Die Hoffnungskirche

Die evangelische Kirche in Simmershausen wurde im Jahre 1313 erstmals erwähnt.

Im Verlaufe der Jahrhunderte hat das Gotteshaus zahlreiche Umbauten und Renovierungen erfahren, wovon noch einige Spuren im Mauerwerk vorhanden sind.

So deuten im Innern der Kirche verbaute Säulenfragmente auf eine Vorgängerkirche aus der Zeit der Romanikhin. 

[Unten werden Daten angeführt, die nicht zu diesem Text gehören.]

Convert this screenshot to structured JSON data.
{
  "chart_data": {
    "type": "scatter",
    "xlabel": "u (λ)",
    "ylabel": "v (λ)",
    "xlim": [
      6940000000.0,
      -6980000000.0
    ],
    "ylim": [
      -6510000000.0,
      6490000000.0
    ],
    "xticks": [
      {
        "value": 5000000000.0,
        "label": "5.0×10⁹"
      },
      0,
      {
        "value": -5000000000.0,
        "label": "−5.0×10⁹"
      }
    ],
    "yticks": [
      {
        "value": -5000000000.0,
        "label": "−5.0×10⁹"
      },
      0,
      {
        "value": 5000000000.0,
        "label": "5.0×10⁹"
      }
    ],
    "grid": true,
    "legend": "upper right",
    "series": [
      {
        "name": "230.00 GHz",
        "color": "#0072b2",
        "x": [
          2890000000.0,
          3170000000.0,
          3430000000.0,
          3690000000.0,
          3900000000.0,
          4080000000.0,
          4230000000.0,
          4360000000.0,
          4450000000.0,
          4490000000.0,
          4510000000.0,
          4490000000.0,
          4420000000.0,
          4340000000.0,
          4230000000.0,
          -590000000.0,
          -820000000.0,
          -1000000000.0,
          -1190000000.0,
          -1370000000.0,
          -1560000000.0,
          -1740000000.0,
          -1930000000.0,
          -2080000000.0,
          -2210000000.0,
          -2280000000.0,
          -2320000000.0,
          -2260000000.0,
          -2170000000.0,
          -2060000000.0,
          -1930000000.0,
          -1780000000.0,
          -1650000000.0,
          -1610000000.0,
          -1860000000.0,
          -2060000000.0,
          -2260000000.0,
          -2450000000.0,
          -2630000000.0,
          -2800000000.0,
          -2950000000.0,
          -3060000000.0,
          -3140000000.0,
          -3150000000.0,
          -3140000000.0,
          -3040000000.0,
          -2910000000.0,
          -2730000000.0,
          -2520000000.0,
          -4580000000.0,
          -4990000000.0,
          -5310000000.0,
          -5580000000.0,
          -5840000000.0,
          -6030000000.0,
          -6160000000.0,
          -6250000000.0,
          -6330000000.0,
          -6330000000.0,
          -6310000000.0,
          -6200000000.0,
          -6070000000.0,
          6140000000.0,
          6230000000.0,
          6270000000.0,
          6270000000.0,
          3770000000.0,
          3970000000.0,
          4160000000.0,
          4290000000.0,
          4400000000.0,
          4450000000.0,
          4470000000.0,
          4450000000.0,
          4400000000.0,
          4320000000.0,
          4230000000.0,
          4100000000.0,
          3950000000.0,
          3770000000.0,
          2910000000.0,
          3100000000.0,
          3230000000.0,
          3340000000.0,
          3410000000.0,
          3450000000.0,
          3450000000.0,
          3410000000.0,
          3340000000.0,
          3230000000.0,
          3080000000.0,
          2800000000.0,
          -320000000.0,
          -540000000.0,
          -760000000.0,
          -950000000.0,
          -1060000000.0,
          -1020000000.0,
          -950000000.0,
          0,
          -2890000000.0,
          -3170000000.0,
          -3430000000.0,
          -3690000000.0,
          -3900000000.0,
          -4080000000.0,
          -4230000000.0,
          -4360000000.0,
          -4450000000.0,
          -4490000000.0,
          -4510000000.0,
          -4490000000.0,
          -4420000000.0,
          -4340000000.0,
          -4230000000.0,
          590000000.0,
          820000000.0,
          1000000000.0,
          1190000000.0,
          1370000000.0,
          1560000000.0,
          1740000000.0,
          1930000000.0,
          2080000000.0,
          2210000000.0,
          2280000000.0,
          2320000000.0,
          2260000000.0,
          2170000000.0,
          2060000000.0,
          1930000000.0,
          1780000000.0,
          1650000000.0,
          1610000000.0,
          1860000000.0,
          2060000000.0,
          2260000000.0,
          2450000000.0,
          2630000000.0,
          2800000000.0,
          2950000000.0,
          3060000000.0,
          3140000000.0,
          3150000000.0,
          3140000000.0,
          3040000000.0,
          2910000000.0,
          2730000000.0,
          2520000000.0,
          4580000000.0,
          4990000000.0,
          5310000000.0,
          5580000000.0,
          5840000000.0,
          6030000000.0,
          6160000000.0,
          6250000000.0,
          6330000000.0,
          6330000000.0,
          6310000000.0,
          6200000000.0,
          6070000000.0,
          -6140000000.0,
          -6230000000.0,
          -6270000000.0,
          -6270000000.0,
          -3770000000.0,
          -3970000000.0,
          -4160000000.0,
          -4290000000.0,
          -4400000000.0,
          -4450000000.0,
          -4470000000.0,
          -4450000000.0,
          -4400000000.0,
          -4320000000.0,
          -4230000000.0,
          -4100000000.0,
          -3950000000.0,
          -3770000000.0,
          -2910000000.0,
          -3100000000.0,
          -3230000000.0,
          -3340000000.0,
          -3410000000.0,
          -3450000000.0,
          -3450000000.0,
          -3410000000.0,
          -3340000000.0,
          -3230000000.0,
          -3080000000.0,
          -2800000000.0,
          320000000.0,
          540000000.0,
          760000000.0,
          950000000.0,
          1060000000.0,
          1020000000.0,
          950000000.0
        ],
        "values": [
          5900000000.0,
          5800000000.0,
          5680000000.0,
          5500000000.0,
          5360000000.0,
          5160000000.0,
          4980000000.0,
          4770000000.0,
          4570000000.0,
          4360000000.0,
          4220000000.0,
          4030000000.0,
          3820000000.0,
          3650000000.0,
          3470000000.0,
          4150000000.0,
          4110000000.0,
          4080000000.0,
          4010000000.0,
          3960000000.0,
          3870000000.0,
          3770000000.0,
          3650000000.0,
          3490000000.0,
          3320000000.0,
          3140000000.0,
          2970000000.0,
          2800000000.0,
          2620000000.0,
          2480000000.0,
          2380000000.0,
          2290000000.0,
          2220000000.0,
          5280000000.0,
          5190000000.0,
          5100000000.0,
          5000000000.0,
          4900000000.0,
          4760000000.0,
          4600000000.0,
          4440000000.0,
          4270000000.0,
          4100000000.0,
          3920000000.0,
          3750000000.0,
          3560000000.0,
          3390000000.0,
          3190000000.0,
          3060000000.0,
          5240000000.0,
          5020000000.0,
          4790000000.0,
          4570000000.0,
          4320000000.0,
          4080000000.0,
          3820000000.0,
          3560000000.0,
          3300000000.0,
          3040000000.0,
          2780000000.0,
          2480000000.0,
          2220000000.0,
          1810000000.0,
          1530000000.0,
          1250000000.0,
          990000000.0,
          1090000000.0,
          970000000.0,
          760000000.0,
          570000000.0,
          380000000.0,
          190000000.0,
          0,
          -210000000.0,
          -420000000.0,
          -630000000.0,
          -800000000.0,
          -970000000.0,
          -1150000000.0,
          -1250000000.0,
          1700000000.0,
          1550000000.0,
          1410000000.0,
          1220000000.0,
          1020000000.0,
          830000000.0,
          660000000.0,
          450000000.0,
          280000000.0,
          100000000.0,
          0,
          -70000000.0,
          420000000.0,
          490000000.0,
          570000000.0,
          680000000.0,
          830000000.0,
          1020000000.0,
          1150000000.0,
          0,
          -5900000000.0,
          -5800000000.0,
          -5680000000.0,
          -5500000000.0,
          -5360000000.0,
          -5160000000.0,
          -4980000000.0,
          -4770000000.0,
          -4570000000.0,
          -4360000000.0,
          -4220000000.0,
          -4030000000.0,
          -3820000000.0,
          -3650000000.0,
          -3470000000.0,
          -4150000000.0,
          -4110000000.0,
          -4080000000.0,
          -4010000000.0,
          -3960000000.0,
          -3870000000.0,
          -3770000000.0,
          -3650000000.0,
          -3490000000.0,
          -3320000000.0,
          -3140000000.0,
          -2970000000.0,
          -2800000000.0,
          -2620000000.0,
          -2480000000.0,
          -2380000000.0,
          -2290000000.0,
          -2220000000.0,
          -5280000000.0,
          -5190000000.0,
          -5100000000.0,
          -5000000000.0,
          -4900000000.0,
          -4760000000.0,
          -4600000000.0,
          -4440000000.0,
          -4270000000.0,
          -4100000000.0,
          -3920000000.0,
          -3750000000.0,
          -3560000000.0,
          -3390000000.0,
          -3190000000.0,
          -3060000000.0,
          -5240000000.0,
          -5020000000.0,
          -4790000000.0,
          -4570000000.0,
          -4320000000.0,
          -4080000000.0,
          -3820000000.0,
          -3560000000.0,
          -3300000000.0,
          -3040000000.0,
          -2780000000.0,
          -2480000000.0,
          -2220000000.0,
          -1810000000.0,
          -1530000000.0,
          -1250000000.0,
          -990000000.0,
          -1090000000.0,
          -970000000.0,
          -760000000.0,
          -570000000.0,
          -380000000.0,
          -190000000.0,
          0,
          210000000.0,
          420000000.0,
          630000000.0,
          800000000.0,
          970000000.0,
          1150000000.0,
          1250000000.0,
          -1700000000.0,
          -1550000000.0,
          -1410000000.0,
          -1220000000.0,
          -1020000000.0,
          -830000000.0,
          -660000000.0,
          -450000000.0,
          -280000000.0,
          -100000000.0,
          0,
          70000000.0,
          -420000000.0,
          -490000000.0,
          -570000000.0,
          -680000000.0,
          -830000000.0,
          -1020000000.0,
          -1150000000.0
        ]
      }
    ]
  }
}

Die Ursprungskirche wurde dann von einem gotischen Bau ersetzt und das Gebäude um 1400 nach Osten erweitert. Die Ortskirche verfügt über ein gotisches Westportal. Bis heute erhalten geblieben ist ein achteckiges Taufbecken mit spätgotischem Maßwerk.

Ab 1756 wurde das Kirchengebäude nach Süden verbreitert und die Bronzeglocke aus 1625 fand im neu errichteten Glockenturm ihren Platz.

Nach dem Zweiten Weltkrieg und Beschädigungen während des Kriegs wurde der Innenraum der Kirche saniert und modernisiert, bevor er sein heutiges Aussehen bei einer grundlegenden Sanierung und Neugestaltung ab 2008/09 erhielt.

 

Quelle: http://regiowiki.hna.de/Evangelische_Kirche_Simmershausen

Die Kirche steht mitten im Dorf - weithin sichtbar auf einem Hügel.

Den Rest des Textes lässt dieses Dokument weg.